Sepuluh Menit

            Siang itu dunia seperti habis diguyur kuah bakso, panasnya sampaikan badan ikut-ikutan berkuah. Menuntut ilmu di tempat yang luasnya berhektar-hektar tak cukup membuatnya merasa bersyukur, malah seringkali ia jadi takabur. Membayangkan seandainya pengelola kampus cukup pandai sepertinya, tebaknya: pasti tidak akan ada mahasiswa yang harus menderita hanya untuk pergi ke perpustakaan!
            Ia menatap tajam setiap pejalan kaki yang tampak begitu ceria mengayuh kaki mereka berkilo-meter jaraknya, padahal hari begitu panas menggigit. Tebaknya lagi; pasti mahasiswa baru, baru lihat kampus besar saja norak!
            Di saat ia hampir gila dengan dunianya sendiri, udara sejuk sekonyong-konyong menerpa tubuhnya yang nyaris kering.

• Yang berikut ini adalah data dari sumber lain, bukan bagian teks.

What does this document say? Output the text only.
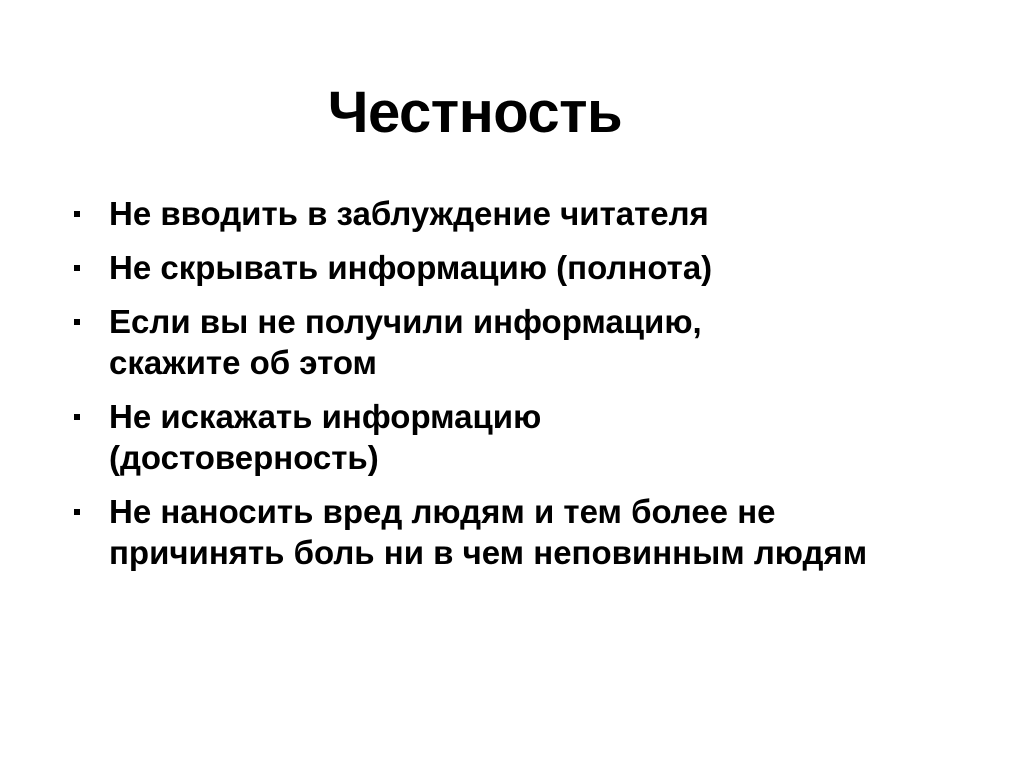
Честность
Не вводить в заблуждение читателя
Не скрывать информацию (полнота)
Если вы не получили информацию, скажите об этом
Не искажать информацию (достоверность)
Не наносить вред людям и тем более не причинять боль ни в чем неповинным людям
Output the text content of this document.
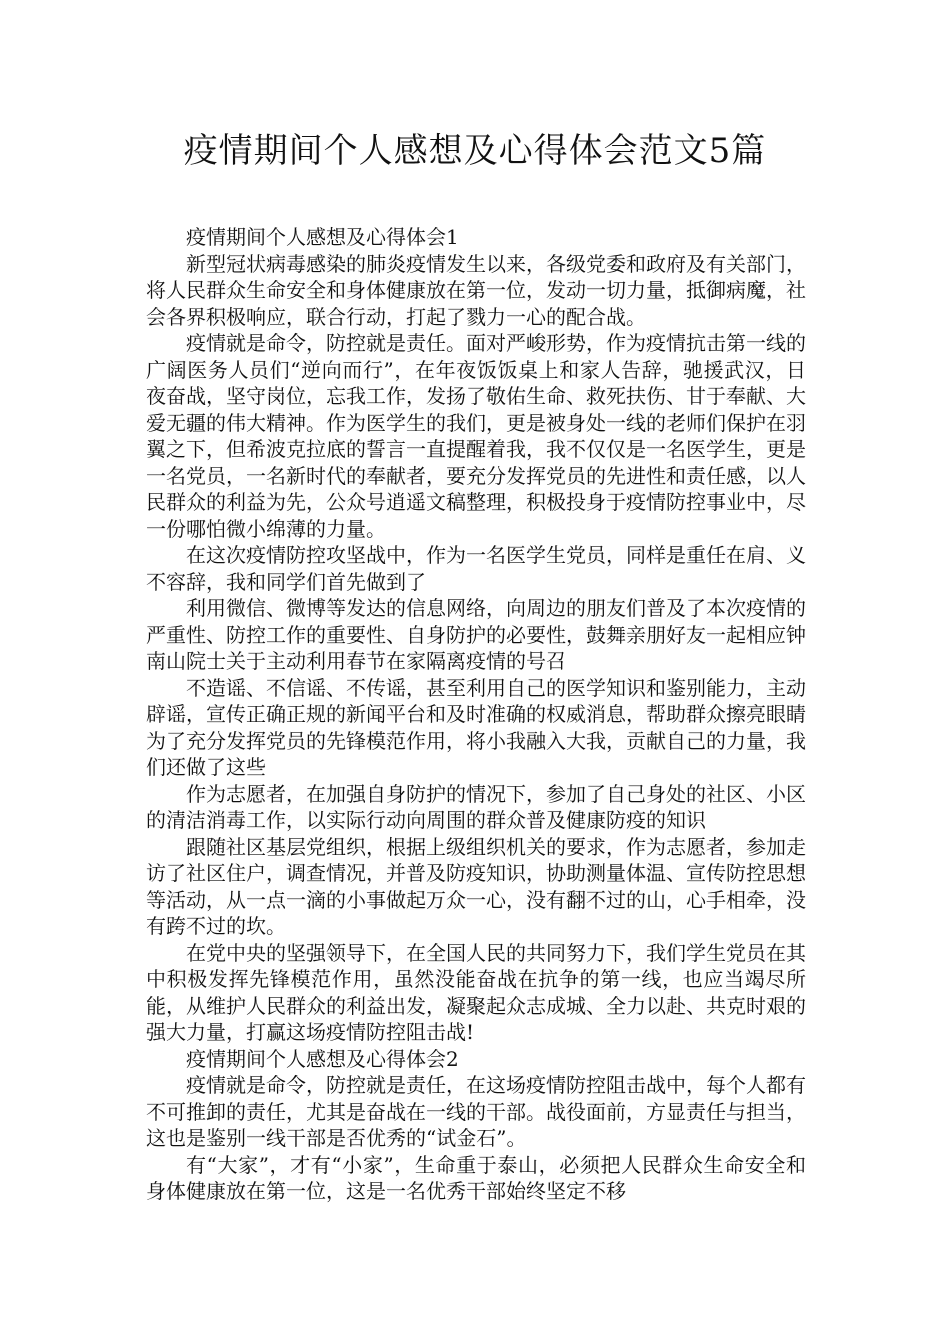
疫情期间个人感想及心得体会范文5篇

疫情期间个人感想及心得体会1

新型冠状病毒感染的肺炎疫情发生以来，各级党委和政府及有关部门，将人民群众生命安全和身体健康放在第一位，发动一切力量，抵御病魔，社会各界积极响应，联合行动，打起了戮力一心的配合战。

疫情就是命令，防控就是责任。面对严峻形势，作为疫情抗击第一线的广阔医务人员们“逆向而行”，在年夜饭饭桌上和家人告辞，驰援武汉，日夜奋战，坚守岗位，忘我工作，发扬了敬佑生命、救死扶伤、甘于奉献、大爱无疆的伟大精神。作为医学生的我们，更是被身处一线的老师们保护在羽翼之下，但希波克拉底的誓言一直提醒着我，我不仅仅是一名医学生，更是一名党员，一名新时代的奉献者，要充分发挥党员的先进性和责任感，以人民群众的利益为先，公众号逍遥文稿整理，积极投身于疫情防控事业中，尽一份哪怕微小绵薄的力量。

在这次疫情防控攻坚战中，作为一名医学生党员，同样是重任在肩、义不容辞，我和同学们首先做到了

利用微信、微博等发达的信息网络，向周边的朋友们普及了本次疫情的严重性、防控工作的重要性、自身防护的必要性，鼓舞亲朋好友一起相应钟南山院士关于主动利用春节在家隔离疫情的号召

不造谣、不信谣、不传谣，甚至利用自己的医学知识和鉴别能力，主动辟谣，宣传正确正规的新闻平台和及时准确的权威消息，帮助群众擦亮眼睛为了充分发挥党员的先锋模范作用，将小我融入大我，贡献自己的力量，我们还做了这些

作为志愿者，在加强自身防护的情况下，参加了自己身处的社区、小区的清洁消毒工作，以实际行动向周围的群众普及健康防疫的知识

跟随社区基层党组织，根据上级组织机关的要求，作为志愿者，参加走访了社区住户，调查情况，并普及防疫知识，协助测量体温、宣传防控思想等活动，从一点一滴的小事做起万众一心，没有翻不过的山，心手相牵，没有跨不过的坎。

在党中央的坚强领导下，在全国人民的共同努力下，我们学生党员在其中积极发挥先锋模范作用，虽然没能奋战在抗争的第一线，也应当竭尽所能，从维护人民群众的利益出发，凝聚起众志成城、全力以赴、共克时艰的强大力量，打赢这场疫情防控阻击战!

疫情期间个人感想及心得体会2

疫情就是命令，防控就是责任，在这场疫情防控阻击战中，每个人都有不可推卸的责任，尤其是奋战在一线的干部。战役面前，方显责任与担当，这也是鉴别一线干部是否优秀的“试金石”。

有“大家”，才有“小家”，生命重于泰山，必须把人民群众生命安全和身体健康放在第一位，这是一名优秀干部始终坚定不移
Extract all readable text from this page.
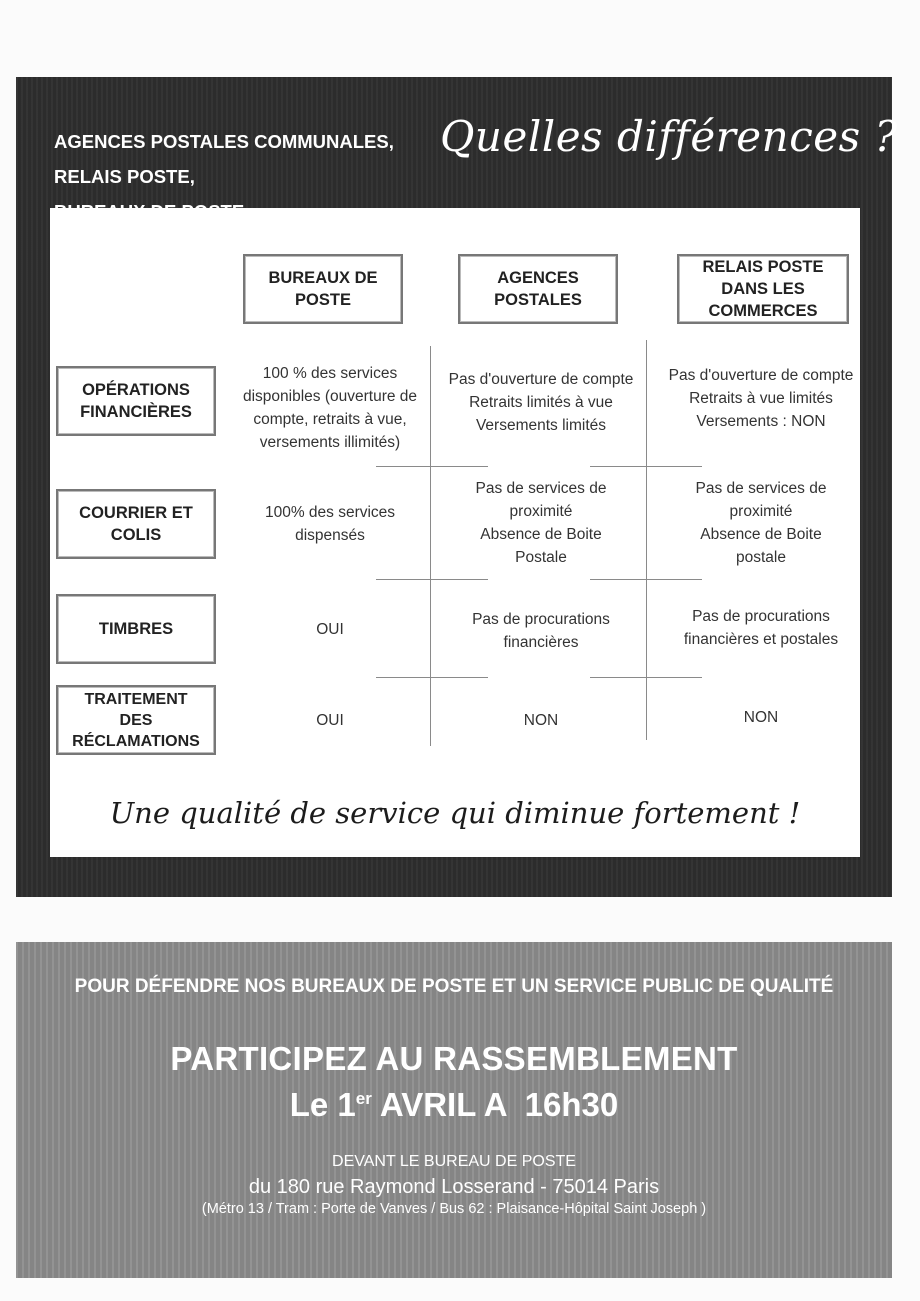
AGENCES POSTALES COMMUNALES,
RELAIS POSTE,
Quelles différences ?
BUREAUX DE POSTE
AGENCES POSTALES
RELAIS POSTE DANS LES COMMERCES
OPÉRATIONS FINANCIÈRES
COURRIER ET COLIS
TIMBRES
TRAITEMENT DES RÉCLAMATIONS
100 % des services disponibles (ouverture de compte, retraits à vue, versements illimités)
Pas d'ouverture de compte
Retraits limités à vue
Versements limités
Pas d'ouverture de compte
Retraits à vue limités
Versements : NON
100% des services dispensés
Pas de services de proximité
Absence de Boite Postale
Pas de services de proximité
Absence de Boite postale
OUI
Pas de procurations financières
Pas de procurations financières et postales
OUI	NON	NON
Une qualité de service qui diminue fortement !

POUR DÉFENDRE NOS BUREAUX DE POSTE ET UN SERVICE PUBLIC DE QUALITÉ

PARTICIPEZ AU RASSEMBLEMENT

Le 1er AVRIL A  16h30

DEVANT LE BUREAU DE POSTE

du 180 rue Raymond Losserand - 75014 Paris

(Métro 13 / Tram : Porte de Vanves / Bus 62 : Plaisance-Hôpital Saint Joseph )
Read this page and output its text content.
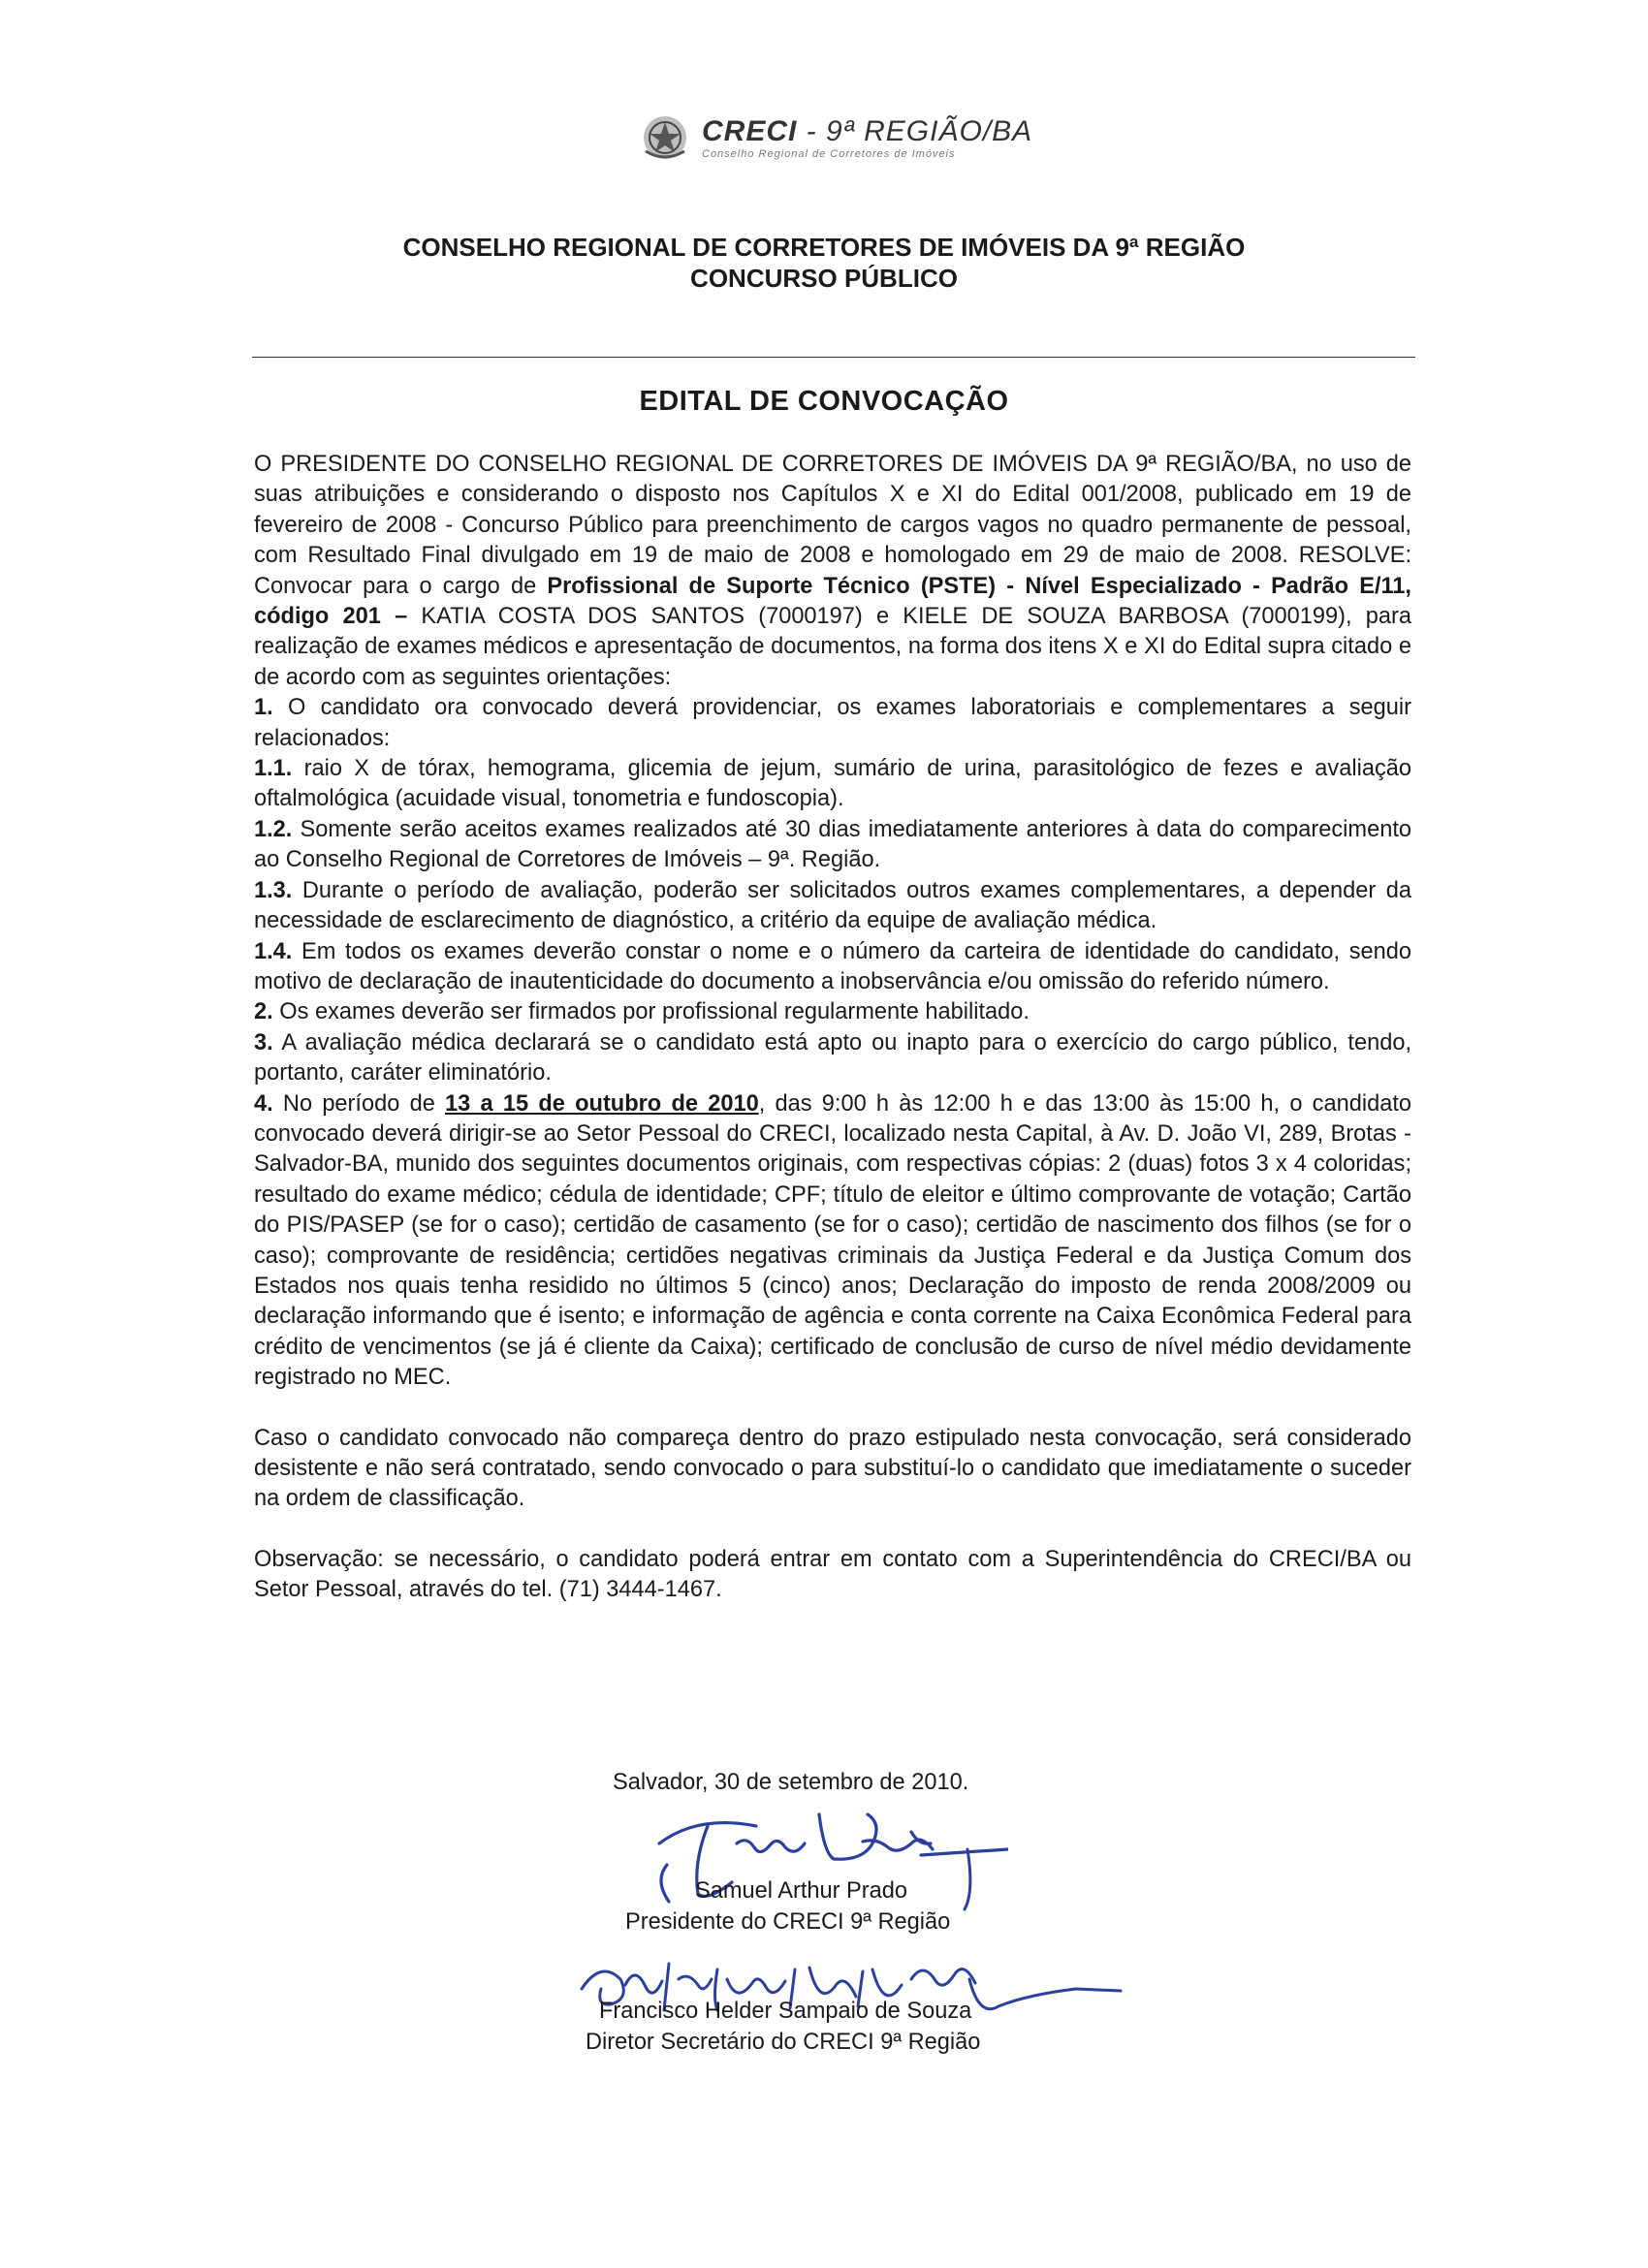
CRECI - 9ª REGIÃO/BA
Conselho Regional de Corretores de Imóveis
CONSELHO REGIONAL DE CORRETORES DE IMÓVEIS DA 9ª REGIÃO
CONCURSO PÚBLICO
EDITAL DE CONVOCAÇÃO

O PRESIDENTE DO CONSELHO REGIONAL DE CORRETORES DE IMÓVEIS DA 9ª REGIÃO/BA, no uso de suas atribuições e considerando o disposto nos Capítulos X e XI do Edital 001/2008, publicado em 19 de fevereiro de 2008 - Concurso Público para preenchimento de cargos vagos no quadro permanente de pessoal, com Resultado Final divulgado em 19 de maio de 2008 e homologado em 29 de maio de 2008. RESOLVE: Convocar para o cargo de Profissional de Suporte Técnico (PSTE) - Nível Especializado - Padrão E/11, código 201 – KATIA COSTA DOS SANTOS (7000197) e KIELE DE SOUZA BARBOSA (7000199), para realização de exames médicos e apresentação de documentos, na forma dos itens X e XI do Edital supra citado e de acordo com as seguintes orientações:

1. O candidato ora convocado deverá providenciar, os exames laboratoriais e complementares a seguir relacionados:

1.1. raio X de tórax, hemograma, glicemia de jejum, sumário de urina, parasitológico de fezes e avaliação oftalmológica (acuidade visual, tonometria e fundoscopia).

1.2. Somente serão aceitos exames realizados até 30 dias imediatamente anteriores à data do comparecimento ao Conselho Regional de Corretores de Imóveis – 9ª. Região.

1.3. Durante o período de avaliação, poderão ser solicitados outros exames complementares, a depender da necessidade de esclarecimento de diagnóstico, a critério da equipe de avaliação médica.

1.4. Em todos os exames deverão constar o nome e o número da carteira de identidade do candidato, sendo motivo de declaração de inautenticidade do documento a inobservância e/ou omissão do referido número.

2. Os exames deverão ser firmados por profissional regularmente habilitado.

3. A avaliação médica declarará se o candidato está apto ou inapto para o exercício do cargo público, tendo, portanto, caráter eliminatório.

4. No período de 13 a 15 de outubro de 2010, das 9:00 h às 12:00 h e das 13:00 às 15:00 h, o candidato convocado deverá dirigir-se ao Setor Pessoal do CRECI, localizado nesta Capital, à Av. D. João VI, 289, Brotas - Salvador-BA, munido dos seguintes documentos originais, com respectivas cópias: 2 (duas) fotos 3 x 4 coloridas; resultado do exame médico; cédula de identidade; CPF; título de eleitor e último comprovante de votação; Cartão do PIS/PASEP (se for o caso); certidão de casamento (se for o caso); certidão de nascimento dos filhos (se for o caso); comprovante de residência; certidões negativas criminais da Justiça Federal e da Justiça Comum dos Estados nos quais tenha residido no últimos 5 (cinco) anos; Declaração do imposto de renda 2008/2009 ou declaração informando que é isento; e informação de agência e conta corrente na Caixa Econômica Federal para crédito de vencimentos (se já é cliente da Caixa); certificado de conclusão de curso de nível médio devidamente registrado no MEC.

Caso o candidato convocado não compareça dentro do prazo estipulado nesta convocação, será considerado desistente e não será contratado, sendo convocado o para substituí-lo o candidato que imediatamente o suceder na ordem de classificação.

Observação: se necessário, o candidato poderá entrar em contato com a Superintendência do CRECI/BA ou Setor Pessoal, através do tel. (71) 3444-1467.

Salvador, 30 de setembro de 2010.
Samuel Arthur Prado
Presidente do CRECI 9ª Região
Francisco Helder Sampaio de Souza
Diretor Secretário do CRECI 9ª Região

Dalam lima menit berjalan kaki, ia sudah sampai di perpustakaan kampus yang selalu sepi tiap libur semester.
            Baru saja ia akan tersenyum lega, tiba-tiba ia harus menghadapi kekonyolan hari yang lain. Lift yang ia nantikan mati. Tidak bisa beroperasi sama sekali. Dengan perasaan dongkol yang menggebu-gebu, dihitungnya tiap anak tangga yang ia injak tanpa perasaan ikhlas. Ini kampus pelit amat sama listrik, mentang-mentang libur semester! Empat puluh anak tangga, astaga!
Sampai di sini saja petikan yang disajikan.